Let’s talk through some of the most common misconceptions of eating disorders so you’ll know a bit better if your concern is warranted. 

  • It’s obvious by looking at someone’s weight and size when they have an eating disorder. Individuals at any weight may be malnourished and/or engaging in unhealthy weight control practices. Most people with eating disorders are not visibly underweight.
  • My teen is a top athlete, so they must be eating enough. High school athletes are at higher risk for an eating disorder than non-athletes. Training for long hours and focus on fueling the body with “healthy” food can be a set up for trouble. The way that self-discipline is celebrated in athletics can make it harder to detect when a teen is struggling.  

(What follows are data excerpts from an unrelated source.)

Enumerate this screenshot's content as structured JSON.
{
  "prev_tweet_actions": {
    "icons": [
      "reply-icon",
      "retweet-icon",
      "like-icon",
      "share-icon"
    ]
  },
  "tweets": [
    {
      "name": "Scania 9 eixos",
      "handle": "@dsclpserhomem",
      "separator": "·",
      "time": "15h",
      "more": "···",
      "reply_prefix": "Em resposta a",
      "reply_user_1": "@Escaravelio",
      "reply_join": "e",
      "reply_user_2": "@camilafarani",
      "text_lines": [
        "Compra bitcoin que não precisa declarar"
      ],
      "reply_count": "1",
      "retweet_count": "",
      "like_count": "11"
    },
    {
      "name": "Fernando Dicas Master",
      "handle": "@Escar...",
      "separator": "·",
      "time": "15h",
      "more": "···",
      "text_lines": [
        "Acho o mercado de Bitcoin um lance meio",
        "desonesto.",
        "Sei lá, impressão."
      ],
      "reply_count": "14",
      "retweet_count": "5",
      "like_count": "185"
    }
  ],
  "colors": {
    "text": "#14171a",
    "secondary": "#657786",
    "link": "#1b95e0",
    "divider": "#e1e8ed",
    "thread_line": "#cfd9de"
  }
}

  • My teen is doing very well in school, so they must be fine. Many adolescents who struggle with an eating disorder also display certain personality traits such as perfectionism, task oriented, goal oriented, taking pride in “mind over matter,” and having a drive for order and symmetry. These traits lend themselves to success in the academic context and are often praised. They can also set the stage for body control behaviors. 

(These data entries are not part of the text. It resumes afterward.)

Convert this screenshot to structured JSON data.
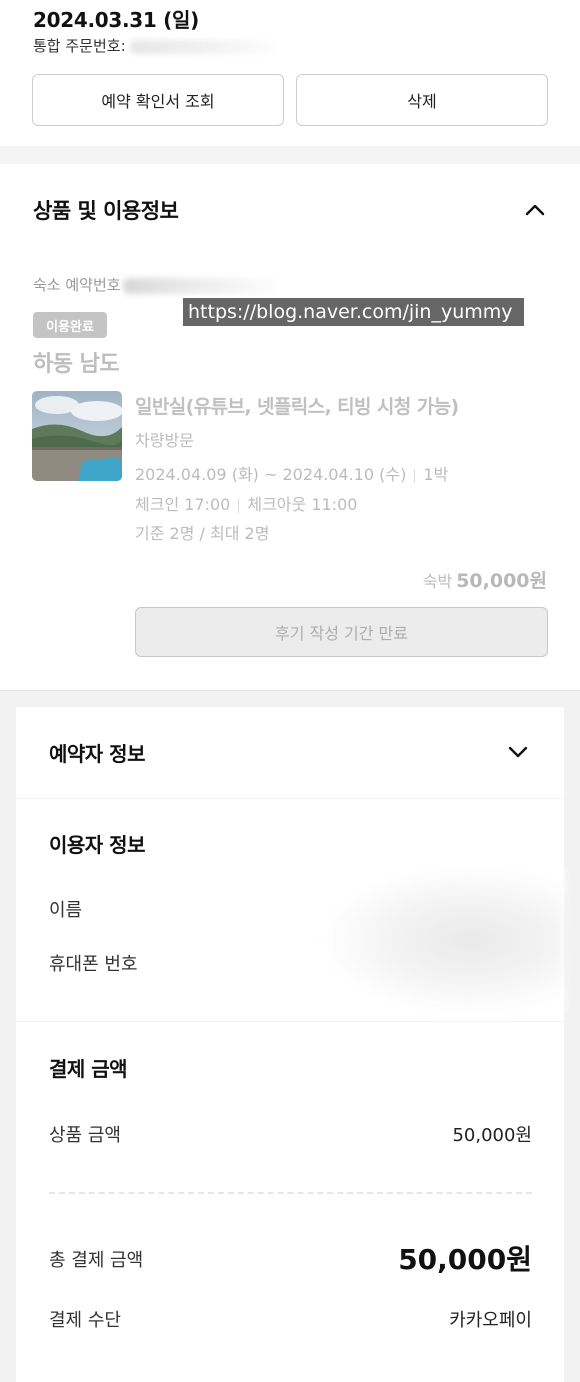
{
  "order": {
    "date": "2024.03.31 (일)",
    "order_number_label": "통합 주문번호:",
    "view_confirmation_label": "예약 확인서 조회",
    "delete_label": "삭제"
  },
  "product_section": {
    "title": "상품 및 이용정보",
    "stay_reservation_label": "숙소 예약번호",
    "watermark": "https://blog.naver.com/jin_yummy",
    "status_badge": "이용완료",
    "hotel_name": "하동 남도",
    "room_name": "일반실(유튜브, 넷플릭스, 티빙 시청 가능)",
    "visit_type": "차량방문",
    "dates": "2024.04.09 (화) ~ 2024.04.10 (수)",
    "nights": "1박",
    "checkin": "체크인 17:00",
    "checkout": "체크아웃 11:00",
    "occupancy": "기준 2명 / 최대 2명",
    "price_label": "숙박",
    "price_value": "50,000원",
    "review_button": "후기 작성 기간 만료"
  },
  "booker_section": {
    "title": "예약자 정보"
  },
  "user_section": {
    "title": "이용자 정보",
    "name_label": "이름",
    "phone_label": "휴대폰 번호"
  },
  "payment_section": {
    "title": "결제 금액",
    "product_amount_label": "상품 금액",
    "product_amount_value": "50,000원",
    "total_label": "총 결제 금액",
    "total_value": "50,000원",
    "method_label": "결제 수단",
    "method_value": "카카오페이"
  }
}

  • All girls struggle with body dissatisfaction. It’s easy to see that in our culture there is an excessive value placed on weight loss. Both medical providers and the broader society conflate health and weight. People across the gender spectrum are confronted by images of ideal body types in our most widely consumed media platforms. This has led to a certain amount of “normalized” or expected body dissatisfaction. What’s common should not be misconstrued as “normal.” If your teen is expressing dissatisfaction with their body, this is always something worth staying curious with them about. 

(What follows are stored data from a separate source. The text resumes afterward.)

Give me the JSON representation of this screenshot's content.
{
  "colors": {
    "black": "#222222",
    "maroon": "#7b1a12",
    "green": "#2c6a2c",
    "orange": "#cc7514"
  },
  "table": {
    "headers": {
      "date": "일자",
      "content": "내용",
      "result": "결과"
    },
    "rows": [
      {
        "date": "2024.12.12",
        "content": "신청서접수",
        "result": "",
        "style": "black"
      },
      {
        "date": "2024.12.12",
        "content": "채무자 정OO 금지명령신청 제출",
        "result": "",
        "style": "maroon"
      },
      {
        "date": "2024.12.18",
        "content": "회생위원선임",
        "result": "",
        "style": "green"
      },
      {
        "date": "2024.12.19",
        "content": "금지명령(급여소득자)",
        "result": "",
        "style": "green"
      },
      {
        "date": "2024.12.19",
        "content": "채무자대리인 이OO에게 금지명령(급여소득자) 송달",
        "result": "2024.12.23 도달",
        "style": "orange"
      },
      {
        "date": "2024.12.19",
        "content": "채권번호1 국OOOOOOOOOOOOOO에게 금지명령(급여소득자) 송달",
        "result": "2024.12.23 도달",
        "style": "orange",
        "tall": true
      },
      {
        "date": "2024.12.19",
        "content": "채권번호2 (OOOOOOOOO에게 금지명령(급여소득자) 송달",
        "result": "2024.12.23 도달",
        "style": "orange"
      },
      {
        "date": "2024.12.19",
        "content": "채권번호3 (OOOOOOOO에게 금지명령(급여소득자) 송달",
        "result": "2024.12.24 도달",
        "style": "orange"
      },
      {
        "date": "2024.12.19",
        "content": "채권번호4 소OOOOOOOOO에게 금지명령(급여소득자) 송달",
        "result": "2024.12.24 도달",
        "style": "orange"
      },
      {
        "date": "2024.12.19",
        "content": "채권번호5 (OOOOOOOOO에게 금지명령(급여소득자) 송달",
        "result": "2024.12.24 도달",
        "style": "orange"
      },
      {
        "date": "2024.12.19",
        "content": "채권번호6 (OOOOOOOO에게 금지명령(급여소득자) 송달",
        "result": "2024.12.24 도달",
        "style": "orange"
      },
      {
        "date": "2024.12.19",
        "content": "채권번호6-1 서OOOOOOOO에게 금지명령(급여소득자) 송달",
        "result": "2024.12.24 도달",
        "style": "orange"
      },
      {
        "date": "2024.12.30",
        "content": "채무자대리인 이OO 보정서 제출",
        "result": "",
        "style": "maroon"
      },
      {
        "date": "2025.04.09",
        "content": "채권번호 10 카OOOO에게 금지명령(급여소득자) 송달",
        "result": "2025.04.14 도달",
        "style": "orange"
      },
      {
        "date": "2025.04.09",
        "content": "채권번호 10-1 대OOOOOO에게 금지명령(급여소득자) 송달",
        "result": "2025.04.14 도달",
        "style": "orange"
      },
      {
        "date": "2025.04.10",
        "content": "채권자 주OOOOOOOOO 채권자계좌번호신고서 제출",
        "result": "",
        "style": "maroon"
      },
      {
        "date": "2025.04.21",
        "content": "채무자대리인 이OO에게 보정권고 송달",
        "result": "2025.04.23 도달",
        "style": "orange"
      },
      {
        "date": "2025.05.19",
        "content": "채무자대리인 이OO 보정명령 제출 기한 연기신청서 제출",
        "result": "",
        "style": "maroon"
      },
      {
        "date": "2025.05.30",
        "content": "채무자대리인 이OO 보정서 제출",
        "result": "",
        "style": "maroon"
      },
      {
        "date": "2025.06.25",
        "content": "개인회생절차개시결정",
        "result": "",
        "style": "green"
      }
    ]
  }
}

  • My teen can’t have an eating disorder because they’re non-white. Eating disorders do not discriminate. People of all ages, genders, ethnicities, and socioeconomic backgrounds are affected by eating disorders. 

When we think our teen is struggling, it’s important to work through our own biases and misconceptions so that we can be open for communication. The key takeaway here is that we cannot tell from a person’s race, weight, athleticism, social or academic success whether or not they have an eating disorder. If your gut tells you something is off about your teen’s relationship with food, talk with them to learn how they see the issue, listen with care and refrain from trying to convince them of anything. If your concerns continue, reach out to your child’s medical provider, school psychologist or social worker, or other professional to consider next steps.